Here are some sample CKD-related nutrition and wellness goals to start your year off right.
Goal: Be aware of your usual blood pressure.
Why: Your kidneys play an important role in keeping your blood pressure in a healthy range. High blood pressure may have a harmful effect on your kidney health. Ask your doctor what a safe range for your blood pressure is so you can make sure it stays in that range.
Action: Take your blood pressure at home, at least once a week. Keep your blood pressure cuff next to a blood pressure log and record each reading. Bring this log to your doctor for review. Here’s a handy Blood Pressure Log to download.
Goal: Limit sodium.
Why: Having too much sodium, aka salt, in your diet can cause high blood pressure—and high blood pressure can wreak havoc on your kidney function.
Action: Skip the saltshaker and, instead, make your own homemade seasoning blend! A simple mix of onion powder, dried onion flakes, garlic powder, and black pepper can add great flavor to savory meats and vegetables. Mix the seasonings together and keep them in a glass jar so you have it on hand when cooking. Try adding citrus such as lemon to brighten up flavor without the salt. Just squeeze one over salmon or chicken breast and enjoy! Learn more about sodium and CKD.
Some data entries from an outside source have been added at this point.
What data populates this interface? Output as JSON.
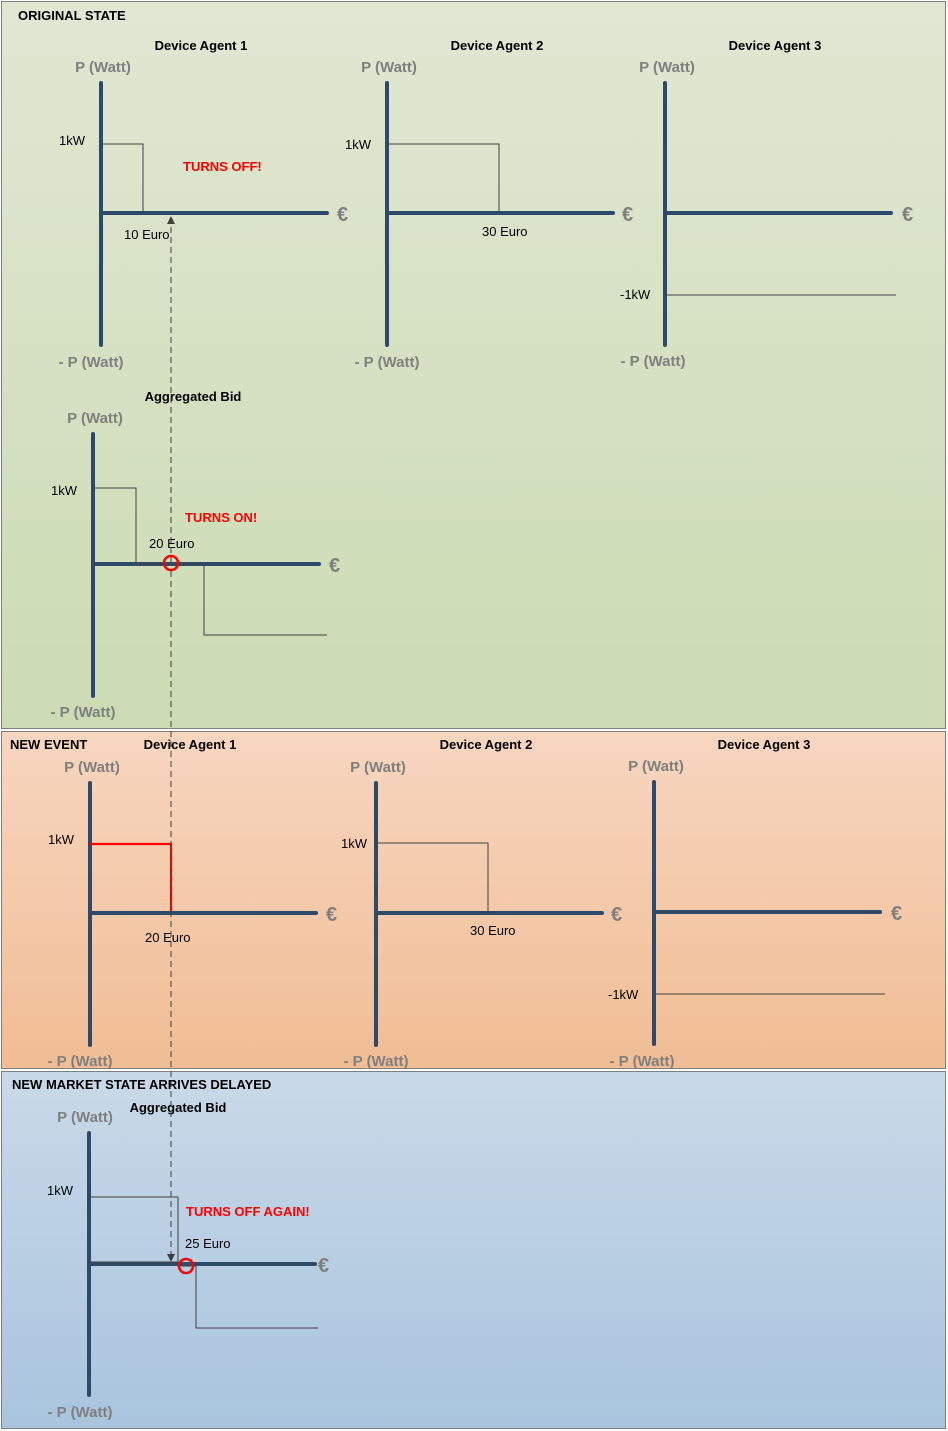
{
  "original": {
    "title": "ORIGINAL STATE",
    "agent1": {
      "title": "Device Agent 1",
      "y_top": "P (Watt)",
      "y_bottom": "- P (Watt)",
      "x_unit": "€",
      "power": "1kW",
      "price": "10 Euro",
      "status": "TURNS OFF!"
    },
    "agent2": {
      "title": "Device Agent 2",
      "y_top": "P (Watt)",
      "y_bottom": "- P (Watt)",
      "x_unit": "€",
      "power": "1kW",
      "price": "30 Euro"
    },
    "agent3": {
      "title": "Device Agent 3",
      "y_top": "P (Watt)",
      "y_bottom": "- P (Watt)",
      "x_unit": "€",
      "power": "-1kW"
    },
    "aggregate": {
      "title": "Aggregated Bid",
      "y_top": "P (Watt)",
      "y_bottom": "- P (Watt)",
      "x_unit": "€",
      "power": "1kW",
      "price": "20 Euro",
      "status": "TURNS ON!"
    }
  },
  "event": {
    "title": "NEW EVENT",
    "agent1": {
      "title": "Device Agent 1",
      "y_top": "P (Watt)",
      "y_bottom": "- P (Watt)",
      "x_unit": "€",
      "power": "1kW",
      "price": "20 Euro"
    },
    "agent2": {
      "title": "Device Agent 2",
      "y_top": "P (Watt)",
      "y_bottom": "- P (Watt)",
      "x_unit": "€",
      "power": "1kW",
      "price": "30 Euro"
    },
    "agent3": {
      "title": "Device Agent 3",
      "y_top": "P (Watt)",
      "y_bottom": "- P (Watt)",
      "x_unit": "€",
      "power": "-1kW"
    }
  },
  "market": {
    "title": "NEW MARKET STATE ARRIVES DELAYED",
    "aggregate": {
      "title": "Aggregated Bid",
      "y_top": "P (Watt)",
      "y_bottom": "- P (Watt)",
      "x_unit": "€",
      "power": "1kW",
      "price": "25 Euro",
      "status": "TURNS OFF AGAIN!"
    }
  },
  "colors": {
    "axis": "#2e4a6b",
    "highlight": "#ff0000",
    "label_gray": "#7f7f7f",
    "original_bg": "#d8e3c6",
    "event_bg": "#f3c9a8",
    "market_bg": "#b8cfe4"
  }
}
Goal: Avoid high-phosphorus foods.
Why: Phosphorus is a mineral responsible for building healthy bones. Your kidneys are responsible for removing extra phosphorus because too much of it can steal calcium from your bones, making them weak. “Inorganic phosphorus” is especially harmful for your kidneys—and it’s often present as a preservative in processed foods, frozen meals, dairy products, and fast foods.
Action: Cook at home at least 4 days a week or limit eating out to 2 days a week. And, when you’re itching to hit your favorite ice cream shop, opt for the sherbet flavors instead! Check ingredients labels to be on the lookout for inorganic phosphorus sources so you can steer clear. Download some more phosphorus tips.
The beginning of a new year is a great time to set health goals, but it doesn’t stop there. Use these tips and tricks throughout the year to set more goals that stick and avoid ones that don’t. Focus on your growth, celebrate your wins, and lean on your loved ones as you kick your kidneys into shape!